Робер глянул на солнце и хотел отказаться, сославшись на то, что его ждет Симон, но вдруг подумал, что наверняка опять найдет Аэлис в павлиньем обществе, разрази его чума. В самом деле, куда спешить?
— Ладно, беги, я тебя подожду.
— Я мигом!
Она подобрала юбки и припустила к деревне, так что только пятки замелькали в пыли. Робер, усмехнувшись, пронзительно засвистел ей вслед, как свистят по зайцу, и уселся на большой валун у обочины. Славная девчонка эта Като. Уж не ее ли имел в виду отец Морель, говоря о моранвильских невестах? Тоже сирота, как и он, и осиротели они в один год, как и Аэлис, — «черная смерть» не делала различия между хижинами и замками. Сира Гийома спасло тогда лишь то, что он был в отъезде, где-то в имперских землях на севере, куда мор не дошел…
И не дурнушка, кстати. Родись она в знатной семье, ого, сколько бы копий было за нее сломано! Если бы ее одеть, причесать, совсем была бы хороша — даже волосы у нее такого цвета, какие воспевают труверы; недаром Аэлис держит ее подальше от себя, а камеристкой сделала черненькую Жаклин.

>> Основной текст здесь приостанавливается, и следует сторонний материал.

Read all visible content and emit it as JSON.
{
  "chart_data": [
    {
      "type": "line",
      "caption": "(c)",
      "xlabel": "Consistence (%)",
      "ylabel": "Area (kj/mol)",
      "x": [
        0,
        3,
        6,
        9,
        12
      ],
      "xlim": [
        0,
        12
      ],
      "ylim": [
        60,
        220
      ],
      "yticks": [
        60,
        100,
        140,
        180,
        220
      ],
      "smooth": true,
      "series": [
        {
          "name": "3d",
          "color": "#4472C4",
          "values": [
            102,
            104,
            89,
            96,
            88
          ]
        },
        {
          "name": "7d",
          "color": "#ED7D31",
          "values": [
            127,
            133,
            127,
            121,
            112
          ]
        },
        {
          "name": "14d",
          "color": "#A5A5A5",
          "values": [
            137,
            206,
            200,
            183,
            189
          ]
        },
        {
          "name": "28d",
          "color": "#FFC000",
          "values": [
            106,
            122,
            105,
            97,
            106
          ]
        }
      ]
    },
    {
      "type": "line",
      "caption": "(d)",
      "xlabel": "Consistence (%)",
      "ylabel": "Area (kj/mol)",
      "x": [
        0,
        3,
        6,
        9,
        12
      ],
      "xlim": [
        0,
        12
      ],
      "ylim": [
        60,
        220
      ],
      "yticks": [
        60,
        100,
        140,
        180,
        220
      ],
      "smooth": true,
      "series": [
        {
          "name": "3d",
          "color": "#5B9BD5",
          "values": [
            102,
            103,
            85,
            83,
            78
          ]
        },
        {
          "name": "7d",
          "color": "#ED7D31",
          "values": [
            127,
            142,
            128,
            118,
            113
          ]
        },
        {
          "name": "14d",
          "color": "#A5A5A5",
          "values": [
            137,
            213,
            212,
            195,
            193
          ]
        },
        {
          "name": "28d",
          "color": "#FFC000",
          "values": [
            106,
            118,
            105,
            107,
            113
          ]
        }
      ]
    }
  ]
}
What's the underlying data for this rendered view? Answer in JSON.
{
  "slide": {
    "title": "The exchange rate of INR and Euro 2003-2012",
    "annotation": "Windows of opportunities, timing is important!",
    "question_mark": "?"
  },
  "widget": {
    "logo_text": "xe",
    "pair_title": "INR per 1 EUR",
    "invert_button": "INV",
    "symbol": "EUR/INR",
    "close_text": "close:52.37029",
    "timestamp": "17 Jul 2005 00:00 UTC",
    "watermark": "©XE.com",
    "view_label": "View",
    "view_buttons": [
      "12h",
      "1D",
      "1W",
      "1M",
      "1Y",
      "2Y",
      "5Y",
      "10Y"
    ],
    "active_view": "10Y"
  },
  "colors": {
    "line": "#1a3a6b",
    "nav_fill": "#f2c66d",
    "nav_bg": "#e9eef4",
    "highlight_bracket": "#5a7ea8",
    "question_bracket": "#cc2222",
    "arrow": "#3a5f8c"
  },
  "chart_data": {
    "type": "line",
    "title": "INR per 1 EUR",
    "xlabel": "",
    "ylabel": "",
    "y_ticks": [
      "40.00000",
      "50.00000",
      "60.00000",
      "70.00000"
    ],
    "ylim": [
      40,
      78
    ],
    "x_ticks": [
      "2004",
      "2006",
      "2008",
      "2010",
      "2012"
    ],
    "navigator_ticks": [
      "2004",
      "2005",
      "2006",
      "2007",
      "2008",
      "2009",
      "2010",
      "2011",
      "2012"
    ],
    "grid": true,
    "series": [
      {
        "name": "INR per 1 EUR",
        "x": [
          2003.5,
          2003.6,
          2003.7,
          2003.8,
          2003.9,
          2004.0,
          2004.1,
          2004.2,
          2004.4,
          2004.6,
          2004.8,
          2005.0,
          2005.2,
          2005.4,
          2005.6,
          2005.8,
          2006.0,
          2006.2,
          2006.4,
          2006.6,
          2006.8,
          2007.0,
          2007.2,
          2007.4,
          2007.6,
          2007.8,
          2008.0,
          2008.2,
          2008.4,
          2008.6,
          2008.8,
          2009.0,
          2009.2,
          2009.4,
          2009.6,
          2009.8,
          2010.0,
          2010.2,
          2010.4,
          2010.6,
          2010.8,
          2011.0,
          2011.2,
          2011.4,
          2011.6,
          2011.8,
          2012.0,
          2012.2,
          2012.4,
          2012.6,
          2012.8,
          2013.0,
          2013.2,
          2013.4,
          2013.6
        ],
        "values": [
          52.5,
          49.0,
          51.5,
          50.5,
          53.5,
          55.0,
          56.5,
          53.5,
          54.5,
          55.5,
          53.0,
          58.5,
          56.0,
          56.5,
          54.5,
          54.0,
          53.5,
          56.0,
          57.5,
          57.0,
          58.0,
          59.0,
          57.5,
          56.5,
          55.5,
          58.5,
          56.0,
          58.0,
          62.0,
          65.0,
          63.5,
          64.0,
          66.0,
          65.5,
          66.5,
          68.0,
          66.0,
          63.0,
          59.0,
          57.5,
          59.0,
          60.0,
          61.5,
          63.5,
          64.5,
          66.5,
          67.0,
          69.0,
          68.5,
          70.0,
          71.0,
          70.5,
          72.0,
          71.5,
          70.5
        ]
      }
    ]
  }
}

Ему-то каштановый цвет волос Аэлис нравится больше, но сама она явно завидует белокурой Катрин.
Наверное, отец Морель прав, и думать о женитьбе ему самый возраст, но что же делать, если так получилось. Может, и в самом деле наколдовала тогда Аэлис со своим кубком? Да нет, это ведь раньше началось, много раньше, она была еще совсем девочкой, когда вместе отвечали отцу Морелю из катехизиса и географии, — потом в замке появился мэтр Филипп, и она стала заниматься с ним, но все равно прибегала в деревню или требовала, чтобы он пришел в замок… Как знать, не было ли это для нее просто игрой, не был ли он чем-то вроде одной из тех кукол, которые ей вырезал из липы столяр дядюшка Ги?
Он обернулся и посмотрел на мощную громаду замка. Сдвоенная надвратная башня с лениво шевелящимся под знойным полуденным ветерком знаменем Пикиньи, стены в выщербленных ребрах контрфорсов, а за ними — шиферные и черепичные кровли, невысокий шпиль замковой капеллы, круглый донжон и рядом выдвинутая углом Фредегонда. Спроси любого виллана — замок для них как ярмо на шее. Вроде бы и верно, а с другой стороны… понято, замок без деревни не проживет, ну а деревня — без замка? Ведь чуть что, чуть только пролетит молва о появлении в округе банды англичан или своих же рутьеров — все спешат укрыться в стенах, гонят туда скотину, бегом волокут добро. Вот и выходит — если бы не замок, от деревни давно уже осталось бы пепелище… Впрочем, не эти соображения мешали сейчас Роберу думать о замке так, как думают другие вилланы. Едва ли не важнее было другое: там, за этими грозными стенами, жила она — его Аэлис, его прекрасная любовь. Благодать — или пагуба и погибель? Да не все ли равно!